Researchers mapped which parts of the human antimicrobial peptide LL-37 actually do the work. They found the short 13‑amino‑acid piece (positions 17‑29) kills bacteria and cancer cells, and swapping some parts to D‑amino acids keeps the killing power but makes it less harmful to human cells. This shows a tiny, safer version of LL‑37 could be made, but it’s still early‑stage lab work.
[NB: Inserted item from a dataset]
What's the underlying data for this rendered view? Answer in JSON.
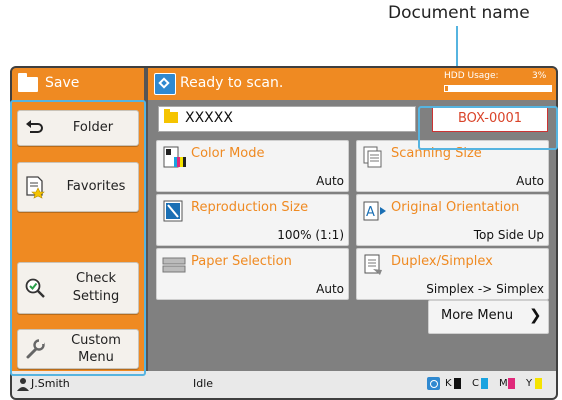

To understand the structure and activity relationship of human LL-37, a series of peptide fragments was designed. The N-terminal fragment, LL-37(1-12), was not active, while the C-terminal fragment, LL-37(13-37), killed Escherichia coli, as well as drug-sensitive and drug-resistant cancer cells. A 13-residue core antibacterial and anticancer peptide, corresponding to residues 17-29 of LL-37, was identified based on total correlated spectroscopy by trimming nonessential regions (TOCSY-trim). Because LL-37 acts on bacterial membranes, three-dimensional structures of its fragments were determined in micelles by NMR, including structural refinement by natural abundance 15N and 13C chemical shifts. Aromatic-aromatic interactions in the N-terminal fragment were proposed to be essential for LL-37 aggregation. The LL-37 core peptide adopts a similar structure in the micelles of SDS or dioctanoyl phosphatidylglycerol. This structure is retained in the C-terminal fragment LL-37(13-37) and very likely in intact LL-37 based on peptide-aided signal assignments. The higher antibacterial activity of the LL-37 core peptide than aurein 1.2 was attributed to additional cationic residues. To achieve selective membrane targeting, D-amino acids were incorporated into LL-37(17-32). While the D-peptide showed similar antibacterial activity to the L-diastereomer, it lost toxicity to human cells. Structural analysis revealed hydrophobic defects in the new amphipathic structure of the D-peptide, leading to a much shorter retention time on a reversed-phase HPLC column. It is proposed that hydrophobic defects as a result of incoherent hydrophobic packing provide a structural basis for the improvement in cell selectivity of the LL-37 fragment.